Le créateur irlandais ne cite pas, il transforme. La célèbre veste Bar devient une forme mouvante, tantôt blazer sportif, tantôt smoking, tantôt volute qui s’enroule sur elle-même. Les robes Juno, Tulip, Eugénie, les lignes zigzag de 1948, tout est là, mais rien n’est figé. Les références historiques sont digérées, distordues, réinterprétées dans une grammaire visuelle qui préfère l’allusion à la reconstitution.
Les silhouettes sont des palimpsestes. Elles portent en elles des siècles de style, mais parlent une langue nouvelle. Une langue faite de plis sculptés, de volumes noués, de textures qui semblent vivantes.
La collection oscille entre deux pôles : le conceptuel et le commercial. D’un côté, des pièces presque irréelles, jupes à nœud, hauts plissés façon rideaux, cockades déplacées avec malice. De l’autre, des ensembles plus discrets mais tout aussi pensés : vestes Bar et minijupes en denim, polos associés à des pantalons oversize, bodys hybrides entre sport et chemise. Robes-sac ornées d’hortensias géants, jeans à laçage oblique, silhouettes tordues comme des sculptures en mouvement. Le tout baigné dans une palette douce, presque pastel, qui évoque une féminité éthérée, bon-ton, mais jamais mièvre.
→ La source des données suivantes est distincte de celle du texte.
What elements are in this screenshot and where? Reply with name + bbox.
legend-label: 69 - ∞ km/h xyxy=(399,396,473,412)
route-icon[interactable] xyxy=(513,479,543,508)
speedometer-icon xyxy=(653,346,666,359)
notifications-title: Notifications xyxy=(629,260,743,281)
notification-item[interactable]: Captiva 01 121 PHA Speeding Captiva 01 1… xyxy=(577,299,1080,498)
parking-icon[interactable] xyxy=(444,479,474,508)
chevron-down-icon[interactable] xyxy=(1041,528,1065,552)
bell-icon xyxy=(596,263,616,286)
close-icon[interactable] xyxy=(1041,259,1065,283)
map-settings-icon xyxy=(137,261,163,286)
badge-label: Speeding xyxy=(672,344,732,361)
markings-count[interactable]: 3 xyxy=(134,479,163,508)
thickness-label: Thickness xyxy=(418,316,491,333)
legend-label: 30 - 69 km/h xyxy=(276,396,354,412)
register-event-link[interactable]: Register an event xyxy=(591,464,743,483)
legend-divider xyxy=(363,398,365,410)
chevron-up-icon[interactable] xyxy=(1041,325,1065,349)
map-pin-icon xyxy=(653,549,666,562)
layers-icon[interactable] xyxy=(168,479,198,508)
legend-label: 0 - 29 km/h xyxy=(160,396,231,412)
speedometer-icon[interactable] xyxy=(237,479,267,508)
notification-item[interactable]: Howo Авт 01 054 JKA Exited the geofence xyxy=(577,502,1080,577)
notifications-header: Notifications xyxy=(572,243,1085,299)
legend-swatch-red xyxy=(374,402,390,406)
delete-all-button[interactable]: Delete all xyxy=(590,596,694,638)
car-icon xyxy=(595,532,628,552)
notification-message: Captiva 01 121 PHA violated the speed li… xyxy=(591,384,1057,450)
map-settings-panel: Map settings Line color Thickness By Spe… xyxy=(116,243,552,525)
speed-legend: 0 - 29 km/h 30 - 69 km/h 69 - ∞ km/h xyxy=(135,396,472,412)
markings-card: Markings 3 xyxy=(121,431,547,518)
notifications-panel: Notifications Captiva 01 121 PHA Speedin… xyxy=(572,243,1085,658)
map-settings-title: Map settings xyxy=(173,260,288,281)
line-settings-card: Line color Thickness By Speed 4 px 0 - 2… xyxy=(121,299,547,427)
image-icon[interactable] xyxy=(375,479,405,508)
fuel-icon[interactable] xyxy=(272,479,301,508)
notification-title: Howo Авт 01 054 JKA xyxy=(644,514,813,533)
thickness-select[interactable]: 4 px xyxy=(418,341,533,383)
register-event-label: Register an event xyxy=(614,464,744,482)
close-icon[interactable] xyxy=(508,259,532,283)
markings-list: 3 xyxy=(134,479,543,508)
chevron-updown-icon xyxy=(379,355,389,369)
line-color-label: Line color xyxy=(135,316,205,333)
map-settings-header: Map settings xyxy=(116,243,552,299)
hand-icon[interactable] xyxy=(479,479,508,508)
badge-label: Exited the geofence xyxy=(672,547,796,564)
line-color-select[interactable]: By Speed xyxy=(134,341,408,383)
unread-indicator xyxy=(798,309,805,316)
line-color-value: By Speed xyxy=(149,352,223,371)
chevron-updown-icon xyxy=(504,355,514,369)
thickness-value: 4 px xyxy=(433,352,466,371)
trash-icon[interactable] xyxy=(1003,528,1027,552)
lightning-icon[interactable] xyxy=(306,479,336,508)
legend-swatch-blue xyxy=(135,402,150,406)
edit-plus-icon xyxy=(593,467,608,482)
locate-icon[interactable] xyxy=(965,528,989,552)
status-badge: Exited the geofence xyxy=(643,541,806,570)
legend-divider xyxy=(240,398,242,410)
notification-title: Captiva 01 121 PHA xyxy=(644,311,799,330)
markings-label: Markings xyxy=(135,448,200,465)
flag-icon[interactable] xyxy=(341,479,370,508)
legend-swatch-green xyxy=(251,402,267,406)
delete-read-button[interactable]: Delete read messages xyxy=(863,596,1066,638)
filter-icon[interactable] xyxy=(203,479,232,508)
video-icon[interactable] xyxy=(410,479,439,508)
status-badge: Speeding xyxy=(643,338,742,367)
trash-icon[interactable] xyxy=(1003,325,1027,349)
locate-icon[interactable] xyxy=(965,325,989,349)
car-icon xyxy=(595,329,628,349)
Ce premier défilé ne cherche pas à imposer une nouvelle icône. Il propose une atmosphère. Une vibration. Une esthétique qui se cherche encore, mais qui intrigue. La “femme Dior” version Jonathan Anderson n’est pas encore définie, mais elle existe en creux, dans les gestes, dans les plis, dans les regards. Les célébrités du premier rang, Zendaya, Emma Stone, Lisa, Léa Seydoux incarnent peut-être mieux cette nouvelle direction, plus lisible, plus commerciale. Mais sur le podium, c’est une autre histoire qui se joue. Une histoire en devenir.
Jonathan Anderson n’a pas livré une collection manifeste. Il a proposé une exploration. Une manière de dire que la mode peut être mémoire sans nostalgie, sculpture sans rigidité, féminité sans caricature.